Kan de Minister een eerste inzicht geven in de concept-conclusies en de Nederlandse
inbreng daarvoor? Wat zijn de reserves van de Minister met betrekking tot de conceptconclusies?
Verwacht de Minister hier nog verandering in te kunnen brengen tijdens de Raad? Zo
nee, wat is hiervoor de reden? Kan de Minister daarvoor een indicatie geven van het
krachtenveld in de Raad?
Antwoord
Momenteel vindt bespreking van de EU Bossenstrategie plaats in de Raadswerkgroep Bosbouw.
De besprekingen zijn in een te vroeg stadium om nu al inzicht in de concept-conclusies
te geven. Nederland baseert haar inbreng op basis van het BNC-fiche dat op 17 september
jl. naar uw Kamer is gezonden (Kamerstuk 22 112, nr. 3196).

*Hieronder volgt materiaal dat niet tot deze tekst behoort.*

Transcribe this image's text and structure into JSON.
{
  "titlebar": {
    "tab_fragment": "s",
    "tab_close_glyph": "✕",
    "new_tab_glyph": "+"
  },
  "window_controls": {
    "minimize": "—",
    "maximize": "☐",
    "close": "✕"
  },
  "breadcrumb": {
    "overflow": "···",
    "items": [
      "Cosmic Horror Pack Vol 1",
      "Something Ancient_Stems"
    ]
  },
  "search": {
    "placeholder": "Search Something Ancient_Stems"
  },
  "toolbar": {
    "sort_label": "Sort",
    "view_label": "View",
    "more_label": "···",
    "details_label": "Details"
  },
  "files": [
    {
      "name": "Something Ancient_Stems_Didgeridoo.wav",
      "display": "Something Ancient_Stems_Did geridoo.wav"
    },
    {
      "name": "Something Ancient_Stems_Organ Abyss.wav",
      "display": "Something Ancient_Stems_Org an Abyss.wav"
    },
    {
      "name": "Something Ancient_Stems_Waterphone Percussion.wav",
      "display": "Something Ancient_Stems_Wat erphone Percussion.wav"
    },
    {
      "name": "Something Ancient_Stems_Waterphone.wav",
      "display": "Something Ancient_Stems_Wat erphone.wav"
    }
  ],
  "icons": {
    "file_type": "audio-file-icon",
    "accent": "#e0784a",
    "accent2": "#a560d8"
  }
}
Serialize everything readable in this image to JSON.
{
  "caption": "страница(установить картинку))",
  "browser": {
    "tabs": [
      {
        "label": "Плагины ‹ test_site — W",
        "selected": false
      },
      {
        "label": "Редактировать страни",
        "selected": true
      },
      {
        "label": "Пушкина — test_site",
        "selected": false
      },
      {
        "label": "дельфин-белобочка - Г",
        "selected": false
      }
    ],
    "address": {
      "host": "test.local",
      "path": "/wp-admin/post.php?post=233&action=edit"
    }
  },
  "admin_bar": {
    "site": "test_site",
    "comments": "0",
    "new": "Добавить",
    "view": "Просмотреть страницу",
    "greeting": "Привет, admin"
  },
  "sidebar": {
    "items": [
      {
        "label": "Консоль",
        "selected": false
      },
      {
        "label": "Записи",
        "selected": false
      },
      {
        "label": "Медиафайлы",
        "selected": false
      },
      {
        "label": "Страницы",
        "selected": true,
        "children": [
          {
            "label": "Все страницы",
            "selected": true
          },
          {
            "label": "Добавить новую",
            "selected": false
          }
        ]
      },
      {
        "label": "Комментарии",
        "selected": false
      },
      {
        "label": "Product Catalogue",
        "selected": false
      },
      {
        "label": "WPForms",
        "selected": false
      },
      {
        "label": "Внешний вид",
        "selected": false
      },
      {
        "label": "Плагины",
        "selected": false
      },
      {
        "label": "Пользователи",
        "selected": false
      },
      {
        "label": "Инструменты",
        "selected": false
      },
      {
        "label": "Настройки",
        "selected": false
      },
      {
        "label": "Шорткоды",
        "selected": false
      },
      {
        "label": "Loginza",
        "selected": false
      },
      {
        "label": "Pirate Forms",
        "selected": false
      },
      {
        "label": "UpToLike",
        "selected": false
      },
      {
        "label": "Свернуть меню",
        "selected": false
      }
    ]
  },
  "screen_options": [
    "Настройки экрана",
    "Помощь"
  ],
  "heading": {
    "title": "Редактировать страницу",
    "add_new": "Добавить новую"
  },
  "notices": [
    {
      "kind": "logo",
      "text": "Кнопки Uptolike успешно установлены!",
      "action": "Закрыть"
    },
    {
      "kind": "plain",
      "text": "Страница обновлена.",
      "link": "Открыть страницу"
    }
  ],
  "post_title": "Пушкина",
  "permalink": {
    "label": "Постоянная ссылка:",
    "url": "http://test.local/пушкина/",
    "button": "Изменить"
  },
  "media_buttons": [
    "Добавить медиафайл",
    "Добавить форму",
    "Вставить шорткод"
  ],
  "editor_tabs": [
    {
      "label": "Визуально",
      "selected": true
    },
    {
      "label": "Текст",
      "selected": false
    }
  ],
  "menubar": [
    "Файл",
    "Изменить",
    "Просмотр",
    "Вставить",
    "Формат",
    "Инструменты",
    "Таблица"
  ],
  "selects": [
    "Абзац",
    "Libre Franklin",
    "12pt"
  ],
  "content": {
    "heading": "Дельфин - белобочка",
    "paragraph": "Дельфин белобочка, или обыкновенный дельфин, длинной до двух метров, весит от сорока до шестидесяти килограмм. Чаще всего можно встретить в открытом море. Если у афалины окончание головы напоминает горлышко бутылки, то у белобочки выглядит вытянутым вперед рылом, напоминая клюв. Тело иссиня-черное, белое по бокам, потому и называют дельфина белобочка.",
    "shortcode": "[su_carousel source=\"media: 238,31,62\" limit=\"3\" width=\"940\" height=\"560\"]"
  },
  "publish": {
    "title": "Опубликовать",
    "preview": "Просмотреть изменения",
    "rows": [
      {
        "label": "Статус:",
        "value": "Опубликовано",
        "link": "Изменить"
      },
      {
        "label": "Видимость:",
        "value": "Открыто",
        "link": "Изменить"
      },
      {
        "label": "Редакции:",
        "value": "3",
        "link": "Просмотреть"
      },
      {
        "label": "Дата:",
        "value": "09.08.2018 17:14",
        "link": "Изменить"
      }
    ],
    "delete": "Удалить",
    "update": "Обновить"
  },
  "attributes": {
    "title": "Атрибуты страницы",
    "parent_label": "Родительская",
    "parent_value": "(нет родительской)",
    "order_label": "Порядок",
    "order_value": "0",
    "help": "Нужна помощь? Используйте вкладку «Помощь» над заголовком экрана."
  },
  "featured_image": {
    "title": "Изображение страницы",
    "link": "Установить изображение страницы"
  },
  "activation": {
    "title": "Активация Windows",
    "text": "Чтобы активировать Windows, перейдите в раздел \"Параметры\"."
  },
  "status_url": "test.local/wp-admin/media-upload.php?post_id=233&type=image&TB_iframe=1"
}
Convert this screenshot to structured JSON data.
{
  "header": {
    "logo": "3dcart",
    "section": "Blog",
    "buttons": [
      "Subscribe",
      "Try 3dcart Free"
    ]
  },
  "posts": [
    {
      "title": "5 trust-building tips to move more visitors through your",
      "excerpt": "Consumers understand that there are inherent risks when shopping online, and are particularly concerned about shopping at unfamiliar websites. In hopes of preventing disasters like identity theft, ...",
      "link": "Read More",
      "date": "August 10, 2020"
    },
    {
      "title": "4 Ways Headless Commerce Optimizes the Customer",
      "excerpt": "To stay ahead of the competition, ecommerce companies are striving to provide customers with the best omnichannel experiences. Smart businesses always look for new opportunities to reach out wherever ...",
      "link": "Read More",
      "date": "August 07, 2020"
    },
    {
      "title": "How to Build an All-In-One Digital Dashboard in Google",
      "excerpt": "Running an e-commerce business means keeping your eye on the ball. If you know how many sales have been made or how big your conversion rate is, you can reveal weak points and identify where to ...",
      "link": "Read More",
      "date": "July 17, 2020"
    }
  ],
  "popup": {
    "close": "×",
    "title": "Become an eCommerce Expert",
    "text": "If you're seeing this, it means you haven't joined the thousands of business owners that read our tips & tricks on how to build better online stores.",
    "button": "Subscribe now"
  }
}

Verschillende lidstaten hebben zorgen geuit over het feit dat de bevoegdheid voor
bosbeleid voornamelijk bij de lidstaten ligt, waardoor er geen doelstellingen voor
gemeenschappelijk bosbeleid zijn vastgelegd, zoals dit bijvoorbeeld wel het gevoel
is bij landbouwbeleid (GLB). Hoe staat de Minister tegenover het onderzoeken van de
mogelijkheden voor een gemeenschappelijk bosbeleid? Wat zijn volgens de Minister de
voordelen van het houden van de bevoegdheden voor bosbeleid op lidstaatniveau? Kan
de Minister een appreciatie geven van de positie van 11 lidstaten die hun zorgen hebben
geuit over de EU-bosstrategie en de voorstellen die daaruit voort zullen komen, met
name in relatie tot het subsidiariteitsvraagstuk?
Antwoord
Er is geen gemeenschappelijk bosbeleid en dat is ook niet vastgelegd in het Verdrag
betreffende de Werking van de EU. Er is ook weinig steun voor een gemeenschappelijk
bosbeleid omdat voor bosbeleid geen generieke benadering mogelijk is. De verschillen
in uitgangsituatie voor bos variëren sterk per lidstaat; het kan daarbij onder andere
gaan om het percentage bosbedekking, en de bevolkingsdichtheid. Ook variëren de wensen
van de bevolking. Zo spelen in Nederland vooral de natuur- en recreatiefunctie een
belangrijke rol. In andere delen van de EU zijn bossen van belang voor de houtproductie
en plattelandsontwikkeling. Om die reden is maatwerk nodig. Dat wil niet zeggen dat
vanuit nationaal bosbeleid niet kan worden bijgedragen aan de belangrijke doelen van
de Green Deal zoals biodiversiteit, klimaat en bioeconomie. Dat zijn overstijgende
doelen die een aanpak op EU-niveau rechtvaardigen.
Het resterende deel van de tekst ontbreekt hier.